Officially established in 1953, over 2.4 million visitors were counted last year. The park extends from the west side of South Nags Head to Ocracoke Island and includes Cape Hatteras Lighthouse and Bodie Island Lighthouse.

The Wright Brothers Memorial is iconic to the Outer Banks. Perched atop Kill Devil Hill, the monument is a permanent reminder that powered flight was first achieved here. The memorial was authorized in 1927 and became a part of the NPS in 1953.

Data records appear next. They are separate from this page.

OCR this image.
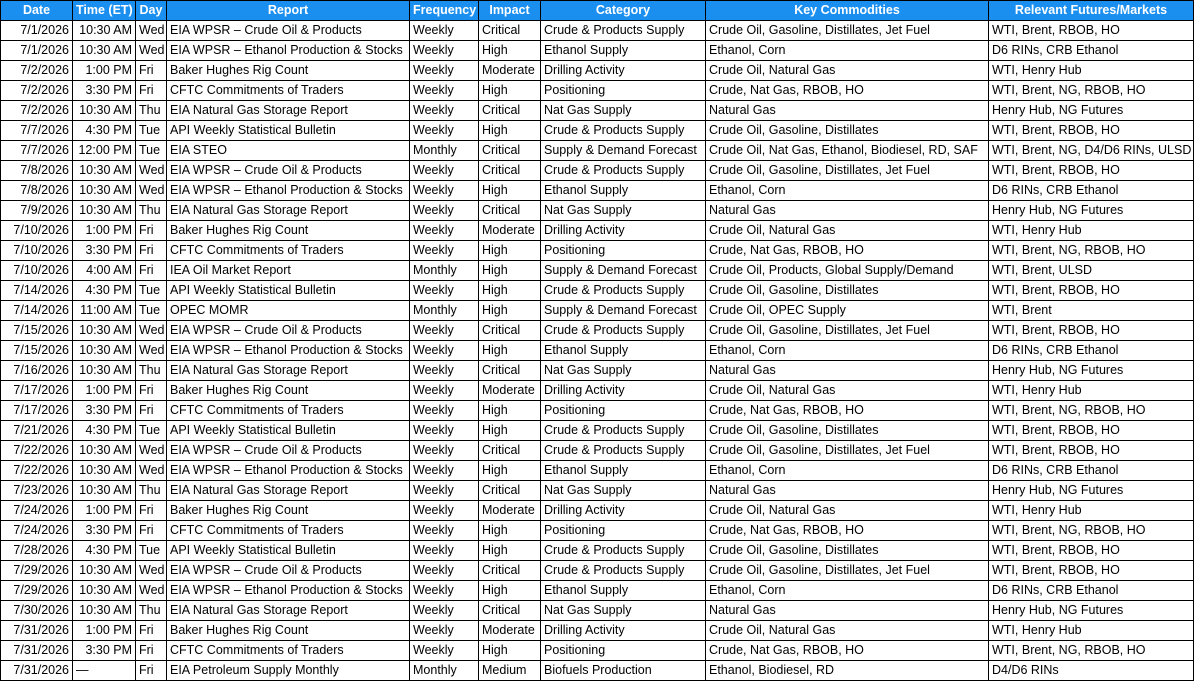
Date	Time (ET)	Day	Report	Frequency	Impact	Category	Key Commodities	Relevant Futures/Markets
7/1/2026	10:30 AM	Wed	EIA WPSR – Crude Oil & Products	Weekly	Critical	Crude & Products Supply	Crude Oil, Gasoline, Distillates, Jet Fuel	WTI, Brent, RBOB, HO
7/1/2026	10:30 AM	Wed	EIA WPSR – Ethanol Production & Stocks	Weekly	High	Ethanol Supply	Ethanol, Corn	D6 RINs, CRB Ethanol
7/2/2026	1:00 PM	Fri	Baker Hughes Rig Count	Weekly	Moderate	Drilling Activity	Crude Oil, Natural Gas	WTI, Henry Hub
7/2/2026	3:30 PM	Fri	CFTC Commitments of Traders	Weekly	High	Positioning	Crude, Nat Gas, RBOB, HO	WTI, Brent, NG, RBOB, HO
7/2/2026	10:30 AM	Thu	EIA Natural Gas Storage Report	Weekly	Critical	Nat Gas Supply	Natural Gas	Henry Hub, NG Futures
7/7/2026	4:30 PM	Tue	API Weekly Statistical Bulletin	Weekly	High	Crude & Products Supply	Crude Oil, Gasoline, Distillates	WTI, Brent, RBOB, HO
7/7/2026	12:00 PM	Tue	EIA STEO	Monthly	Critical	Supply & Demand Forecast	Crude Oil, Nat Gas, Ethanol, Biodiesel, RD, SAF	WTI, Brent, NG, D4/D6 RINs, ULSD
7/8/2026	10:30 AM	Wed	EIA WPSR – Crude Oil & Products	Weekly	Critical	Crude & Products Supply	Crude Oil, Gasoline, Distillates, Jet Fuel	WTI, Brent, RBOB, HO
7/8/2026	10:30 AM	Wed	EIA WPSR – Ethanol Production & Stocks	Weekly	High	Ethanol Supply	Ethanol, Corn	D6 RINs, CRB Ethanol
7/9/2026	10:30 AM	Thu	EIA Natural Gas Storage Report	Weekly	Critical	Nat Gas Supply	Natural Gas	Henry Hub, NG Futures
7/10/2026	1:00 PM	Fri	Baker Hughes Rig Count	Weekly	Moderate	Drilling Activity	Crude Oil, Natural Gas	WTI, Henry Hub
7/10/2026	3:30 PM	Fri	CFTC Commitments of Traders	Weekly	High	Positioning	Crude, Nat Gas, RBOB, HO	WTI, Brent, NG, RBOB, HO
7/10/2026	4:00 AM	Fri	IEA Oil Market Report	Monthly	High	Supply & Demand Forecast	Crude Oil, Products, Global Supply/Demand	WTI, Brent, ULSD
7/14/2026	4:30 PM	Tue	API Weekly Statistical Bulletin	Weekly	High	Crude & Products Supply	Crude Oil, Gasoline, Distillates	WTI, Brent, RBOB, HO
7/14/2026	11:00 AM	Tue	OPEC MOMR	Monthly	High	Supply & Demand Forecast	Crude Oil, OPEC Supply	WTI, Brent
7/15/2026	10:30 AM	Wed	EIA WPSR – Crude Oil & Products	Weekly	Critical	Crude & Products Supply	Crude Oil, Gasoline, Distillates, Jet Fuel	WTI, Brent, RBOB, HO
7/15/2026	10:30 AM	Wed	EIA WPSR – Ethanol Production & Stocks	Weekly	High	Ethanol Supply	Ethanol, Corn	D6 RINs, CRB Ethanol
7/16/2026	10:30 AM	Thu	EIA Natural Gas Storage Report	Weekly	Critical	Nat Gas Supply	Natural Gas	Henry Hub, NG Futures
7/17/2026	1:00 PM	Fri	Baker Hughes Rig Count	Weekly	Moderate	Drilling Activity	Crude Oil, Natural Gas	WTI, Henry Hub
7/17/2026	3:30 PM	Fri	CFTC Commitments of Traders	Weekly	High	Positioning	Crude, Nat Gas, RBOB, HO	WTI, Brent, NG, RBOB, HO
7/21/2026	4:30 PM	Tue	API Weekly Statistical Bulletin	Weekly	High	Crude & Products Supply	Crude Oil, Gasoline, Distillates	WTI, Brent, RBOB, HO
7/22/2026	10:30 AM	Wed	EIA WPSR – Crude Oil & Products	Weekly	Critical	Crude & Products Supply	Crude Oil, Gasoline, Distillates, Jet Fuel	WTI, Brent, RBOB, HO
7/22/2026	10:30 AM	Wed	EIA WPSR – Ethanol Production & Stocks	Weekly	High	Ethanol Supply	Ethanol, Corn	D6 RINs, CRB Ethanol
7/23/2026	10:30 AM	Thu	EIA Natural Gas Storage Report	Weekly	Critical	Nat Gas Supply	Natural Gas	Henry Hub, NG Futures
7/24/2026	1:00 PM	Fri	Baker Hughes Rig Count	Weekly	Moderate	Drilling Activity	Crude Oil, Natural Gas	WTI, Henry Hub
7/24/2026	3:30 PM	Fri	CFTC Commitments of Traders	Weekly	High	Positioning	Crude, Nat Gas, RBOB, HO	WTI, Brent, NG, RBOB, HO
7/28/2026	4:30 PM	Tue	API Weekly Statistical Bulletin	Weekly	High	Crude & Products Supply	Crude Oil, Gasoline, Distillates	WTI, Brent, RBOB, HO
7/29/2026	10:30 AM	Wed	EIA WPSR – Crude Oil & Products	Weekly	Critical	Crude & Products Supply	Crude Oil, Gasoline, Distillates, Jet Fuel	WTI, Brent, RBOB, HO
7/29/2026	10:30 AM	Wed	EIA WPSR – Ethanol Production & Stocks	Weekly	High	Ethanol Supply	Ethanol, Corn	D6 RINs, CRB Ethanol
7/30/2026	10:30 AM	Thu	EIA Natural Gas Storage Report	Weekly	Critical	Nat Gas Supply	Natural Gas	Henry Hub, NG Futures
7/31/2026	1:00 PM	Fri	Baker Hughes Rig Count	Weekly	Moderate	Drilling Activity	Crude Oil, Natural Gas	WTI, Henry Hub
7/31/2026	3:30 PM	Fri	CFTC Commitments of Traders	Weekly	High	Positioning	Crude, Nat Gas, RBOB, HO	WTI, Brent, NG, RBOB, HO
7/31/2026	—	Fri	EIA Petroleum Supply Monthly	Monthly	Medium	Biofuels Production	Ethanol, Biodiesel, RD	D4/D6 RINs
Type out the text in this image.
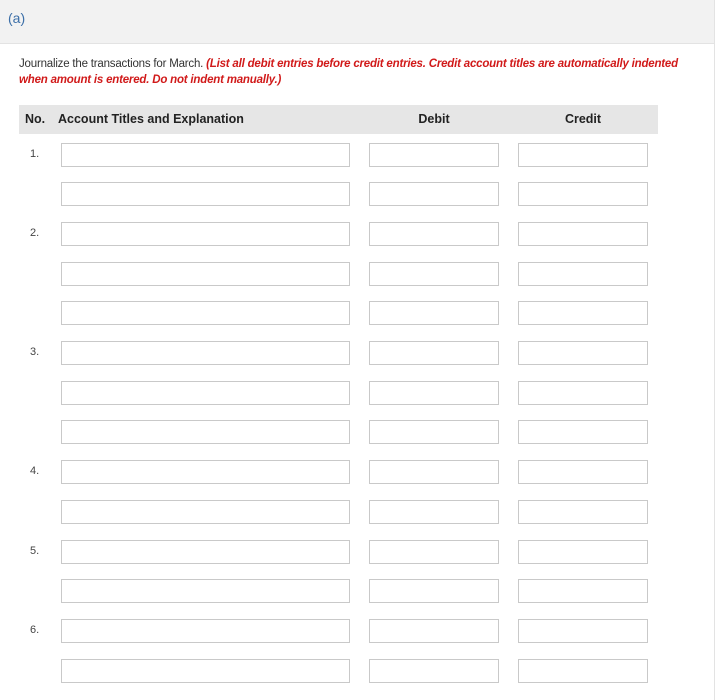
(a)
Journalize the transactions for March. (List all debit entries before credit entries. Credit account titles are automatically indented when amount is entered. Do not indent manually.)
No. Account Titles and Explanation	Debit	Credit
1.
2.
3.
4.
5.
6.
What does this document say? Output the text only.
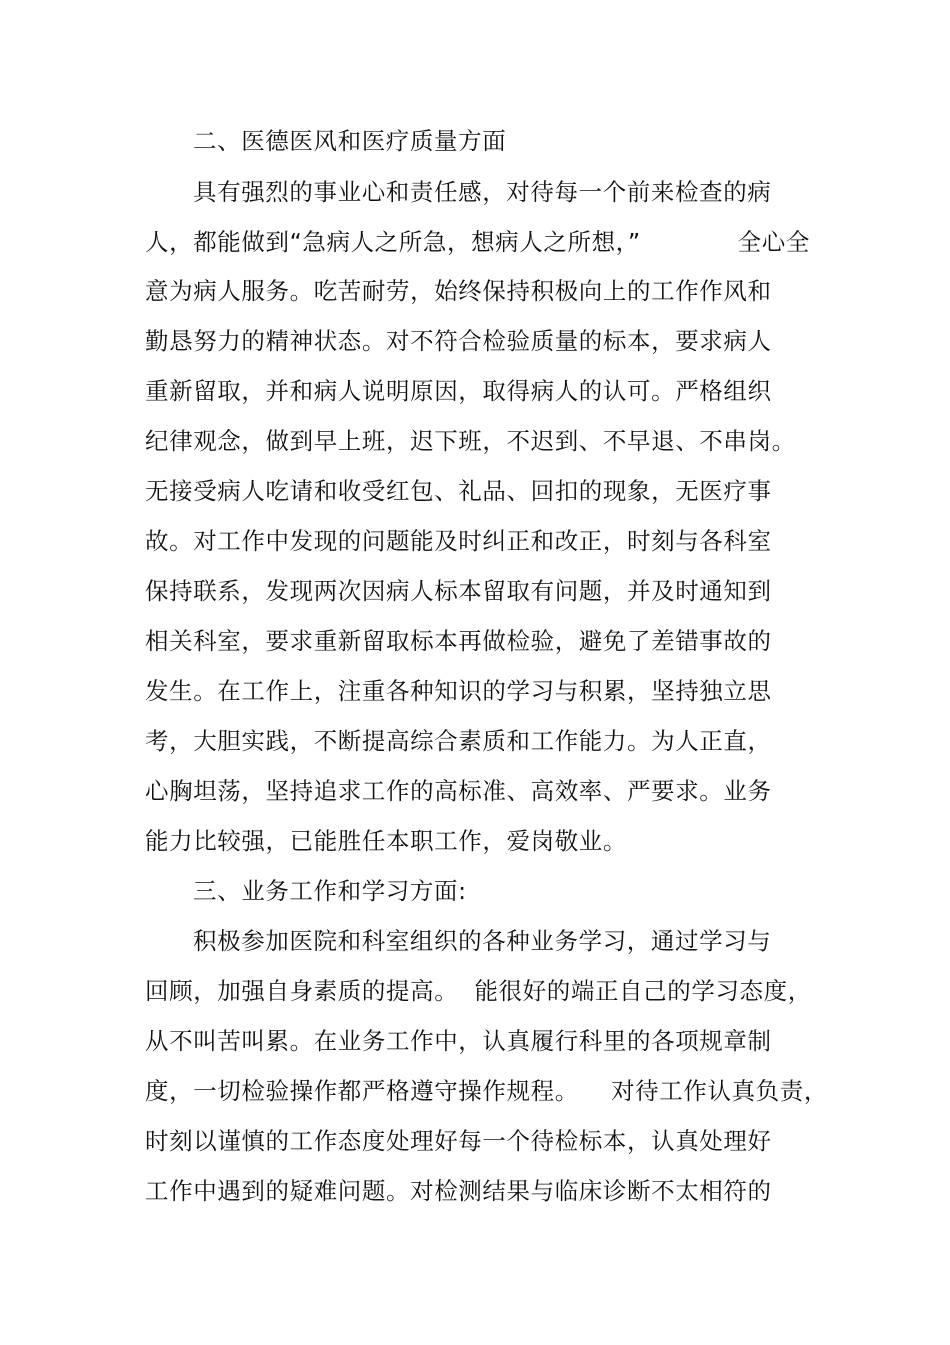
二、医德医风和医疗质量方面
具有强烈的事业心和责任感，对待每一个前来检查的病
人，都能做到“急病人之所急，想病人之所想，”            全心全
意为病人服务。吃苦耐劳，始终保持积极向上的工作作风和
勤恳努力的精神状态。对不符合检验质量的标本，要求病人
重新留取，并和病人说明原因，取得病人的认可。严格组织
纪律观念，做到早上班，迟下班，不迟到、不早退、不串岗。
无接受病人吃请和收受红包、礼品、回扣的现象，无医疗事
故。对工作中发现的问题能及时纠正和改正，时刻与各科室
保持联系，发现两次因病人标本留取有问题，并及时通知到
相关科室，要求重新留取标本再做检验，避免了差错事故的
发生。在工作上，注重各种知识的学习与积累，坚持独立思
考，大胆实践，不断提高综合素质和工作能力。为人正直，
心胸坦荡，坚持追求工作的高标准、高效率、严要求。业务
能力比较强，已能胜任本职工作，爱岗敬业。
三、业务工作和学习方面:
积极参加医院和科室组织的各种业务学习，通过学习与
回顾，加强自身素质的提高。  能很好的端正自己的学习态度，
从不叫苦叫累。在业务工作中，认真履行科里的各项规章制
度，一切检验操作都严格遵守操作规程。    对待工作认真负责，
时刻以谨慎的工作态度处理好每一个待检标本，认真处理好
工作中遇到的疑难问题。对检测结果与临床诊断不太相符的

Fort Raleigh National Historic Site seems to be just about where the original Roanoke Island Lost Colony was situated. It’s also the home of the Lost Colony Outdoor Drama, the longest running outdoor drama in North America, now in its 78th season.

Some Spring Time Events:

Naturalization Ceremony  April 16 at 3 p.m., Wright Brothers National Memorial. United States Customs and Immigration Service will hold a citizenship ceremony. The agency has an agreement with the Park Service to hold these ceremonies where new citizens “learn about and reflect on American identity and the responsibilities of citizenship.”

First Colony Foundation Archeological Dig: “Project Dogwood” – April 17- 23, Fort Raleigh National Historic Site. The First Colony Foundation is planning an archaeological dig in honor of the Centennial and the 75th anniversary of the Fort Raleigh National Historic Site.

The Lost Colony Drama Centennial Dedication – May 27, the Lost Colony Amphitheater. The Roanoke Island Historical Association will dedicate the season on opening night of The Lost Colony Drama to the National Park Service and kick off several activities. Joe Lamb Jr., & Associates is a proud sponsor of the Lost Colony.

79th Season of Lost Colony Coming Soon


What a wonderful day we had today on the Outer Banks. The temperature climbed to the mid 70, there was a wonderful breeze from the south and the sun shone all day. That kind of day brings the yearning for summer to the top of the list.

With thoughts of summer, one summer activity that Joe Lamb Jr., & Associates. has been sponsoring for years and takes a lot of pride in supporting is the Lost Colony.

This is theatre at its best—great acting, wonderful songs, a little bit of dancing and a compelling story based on based on a historic puzzle that has remained unanswered for 430 years.

The 79th Anniversary of the Paul Green classic outdoor theatre also includes production design with great special effects and lighting from six time Tony award winner William Ivey Long.

Performed at the Waterside Theatre on Roanoke Island, the Lost Colony is the longest running outdoor drama in North America—and the outdoor feature of the performance is something to keep in mind. Generally evening temperatures are very pleasant, but for the first two weeks, it can get a little bit chilly at times. Bug spray might be good to have as well.

A performance of the Lost Colony is a grand evening of entertainment, though. So pick an evening, reserve some tickets and take in the show.